Much of this year's discussion has focused on the presentational issues and the completeness of the financial data in "Investing in You". There are several different groups of readers for that document, each of which has different requirements and seeks information in varying levels of detail. Making financial data lively and interesting will always be challenging, but engaging and informing the wider Scottish public is a vital part of the process and well worth pursuing. There is general agreement that clarity and accessibility are crucial to ensure maximum participation, as Rhoda Grant made clear.

The Finance Committee feels that the budget bill is the most important piece of legislation that the Scottish Parliament will pass each year. Stage 1 is an integral part of that process. It is vital that timing issues are resolved and that, in scheduling their work, committees have adequate time to consider this stage of the budget fully.

As the Finance Committee's report on the budget makes clear, there are areas that need to be improved or revised. Some criticisms have been made of "Investing in You", and the committee has called for radical and substantial improvements to the documents. However, to describe them as David Davidson did is less than fair. We have debated many specific—[Interruption.]

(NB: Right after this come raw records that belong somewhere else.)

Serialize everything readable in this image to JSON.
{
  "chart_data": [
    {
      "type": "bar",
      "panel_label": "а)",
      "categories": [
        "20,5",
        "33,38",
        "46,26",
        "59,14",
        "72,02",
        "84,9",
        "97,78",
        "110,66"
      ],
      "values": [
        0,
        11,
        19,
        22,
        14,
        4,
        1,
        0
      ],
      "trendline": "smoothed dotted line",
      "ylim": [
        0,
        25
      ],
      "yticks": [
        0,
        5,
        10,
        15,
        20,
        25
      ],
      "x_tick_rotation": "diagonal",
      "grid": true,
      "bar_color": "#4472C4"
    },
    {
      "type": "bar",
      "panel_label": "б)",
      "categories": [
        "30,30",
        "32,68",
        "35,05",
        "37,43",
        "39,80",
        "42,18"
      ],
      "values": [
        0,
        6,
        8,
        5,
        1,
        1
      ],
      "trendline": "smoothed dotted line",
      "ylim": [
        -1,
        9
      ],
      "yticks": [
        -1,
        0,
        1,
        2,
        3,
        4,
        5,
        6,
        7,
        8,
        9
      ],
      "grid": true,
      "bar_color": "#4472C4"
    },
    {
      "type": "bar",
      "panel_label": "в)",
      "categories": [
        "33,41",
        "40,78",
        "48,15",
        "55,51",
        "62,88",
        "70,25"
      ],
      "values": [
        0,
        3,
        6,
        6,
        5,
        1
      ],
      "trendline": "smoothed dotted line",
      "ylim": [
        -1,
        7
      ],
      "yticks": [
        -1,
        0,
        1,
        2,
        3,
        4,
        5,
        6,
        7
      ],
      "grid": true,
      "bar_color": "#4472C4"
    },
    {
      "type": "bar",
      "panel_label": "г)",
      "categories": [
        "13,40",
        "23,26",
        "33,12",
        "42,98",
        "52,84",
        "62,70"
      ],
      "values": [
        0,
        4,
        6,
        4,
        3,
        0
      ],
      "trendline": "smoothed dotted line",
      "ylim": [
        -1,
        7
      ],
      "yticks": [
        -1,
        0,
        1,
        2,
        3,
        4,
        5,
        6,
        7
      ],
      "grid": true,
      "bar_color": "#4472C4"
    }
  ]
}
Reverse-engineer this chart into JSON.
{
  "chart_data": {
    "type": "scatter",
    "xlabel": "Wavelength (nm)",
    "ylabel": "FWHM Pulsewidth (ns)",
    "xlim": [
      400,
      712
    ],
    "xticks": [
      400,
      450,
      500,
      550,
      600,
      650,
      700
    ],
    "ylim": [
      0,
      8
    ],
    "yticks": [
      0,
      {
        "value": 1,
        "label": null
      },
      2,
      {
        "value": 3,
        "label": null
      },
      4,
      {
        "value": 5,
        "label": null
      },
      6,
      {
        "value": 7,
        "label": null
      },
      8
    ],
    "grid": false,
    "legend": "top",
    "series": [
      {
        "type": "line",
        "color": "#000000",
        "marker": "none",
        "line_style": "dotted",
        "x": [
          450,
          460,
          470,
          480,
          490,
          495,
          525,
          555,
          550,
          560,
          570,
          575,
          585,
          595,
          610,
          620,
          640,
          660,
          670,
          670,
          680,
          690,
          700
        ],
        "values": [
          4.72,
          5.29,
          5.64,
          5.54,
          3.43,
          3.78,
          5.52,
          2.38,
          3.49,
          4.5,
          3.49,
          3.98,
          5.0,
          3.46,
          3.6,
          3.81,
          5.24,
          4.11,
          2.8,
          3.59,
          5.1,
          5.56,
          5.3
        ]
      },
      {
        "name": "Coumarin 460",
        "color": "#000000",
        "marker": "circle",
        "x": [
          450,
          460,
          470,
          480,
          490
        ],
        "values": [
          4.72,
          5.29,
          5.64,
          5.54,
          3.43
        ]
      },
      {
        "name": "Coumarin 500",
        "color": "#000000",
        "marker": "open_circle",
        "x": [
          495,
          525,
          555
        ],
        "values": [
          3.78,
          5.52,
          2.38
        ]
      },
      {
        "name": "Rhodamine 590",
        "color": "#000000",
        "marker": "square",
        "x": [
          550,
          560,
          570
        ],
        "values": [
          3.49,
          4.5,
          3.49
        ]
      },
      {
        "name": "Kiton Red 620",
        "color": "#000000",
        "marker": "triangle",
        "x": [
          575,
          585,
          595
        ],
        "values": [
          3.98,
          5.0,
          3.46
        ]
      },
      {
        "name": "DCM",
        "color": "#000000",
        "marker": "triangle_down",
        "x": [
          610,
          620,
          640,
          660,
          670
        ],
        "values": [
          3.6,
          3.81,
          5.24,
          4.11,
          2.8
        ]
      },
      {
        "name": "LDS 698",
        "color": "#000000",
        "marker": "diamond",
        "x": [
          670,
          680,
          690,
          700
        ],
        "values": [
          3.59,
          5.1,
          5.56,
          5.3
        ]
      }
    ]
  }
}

Order. There is far too much gossiping, which is discourteous to the member who is speaking.

Elaine Thomson:

We have debated many specific difficulties this afternoon. As Keith Raffan said, committees will gain expertise in their subject areas over time, which will improve the quality of scrutiny that they bring to the budget process. That will assist them and give them a better understanding of the budgetary process, which will benefit the Parliament and Scotland as a whole.

Many members have highlighted specific points, such as the need for a better linkage between strategic goals, policy outcomes and the figures presented in the budget documents. Such improvements would certainly allow committees to see more clearly whether expenditure is appropriate. There are real opportunities radically to review and develop "Investing in You", so that the information given—in structure, content and style—is of real benefit in developing the modern financial information that is required by a Parliament committed to openness and accessibility. Information technology can be harnessed imaginatively to do that.

One area that all committees were asked to report on was the gendered impact of expenditure proposals. Many of them did so, but it was clear that they found it difficult. As Robert Brown said, we need better Scottish statistics across a whole range of areas. We need better gender-disaggregated data and we should perhaps put in place a gender impact analysis. The same applies to other equal opportunity factors, such as rurality, ethnicity, age and disability. As Keith Raffan said, another cross-cutting feature is the ability to monitor effective expenditure on, for example, drugs misuse. We must consider what financial models should be developed to allow that to happen.

This year's budget consideration has been a valuable learning process, and much has been achieved in identifying the kind of robust and accessible financial data that are required for improving the Scottish budgetary process. Most committees agreed with the level of spending presented in "Investing in You", which details the investment in education, health and social inclusion as prioritised in the programme for government. Only two committees indicated that there were areas in which they wanted to change some of the allocations; Mary Scanlon mentioned the mental illness specific grant.

The budgetary process can only improve in future years. As Jack McConnell said, the committees should in future be able to spend more time discussing how the money is allocated and less time on presentational issues. I look forward to the full review of the budgetary process that the Finance Committee, with the Minister for Finance, proposes to carry out in the autumn. That review will involve the committee convener and Scottish Executive finance officials, so that we can see how the process has operated and how it can be improved. We should end up with the kind of budgetary process and financial information that Scotland requires for the new century.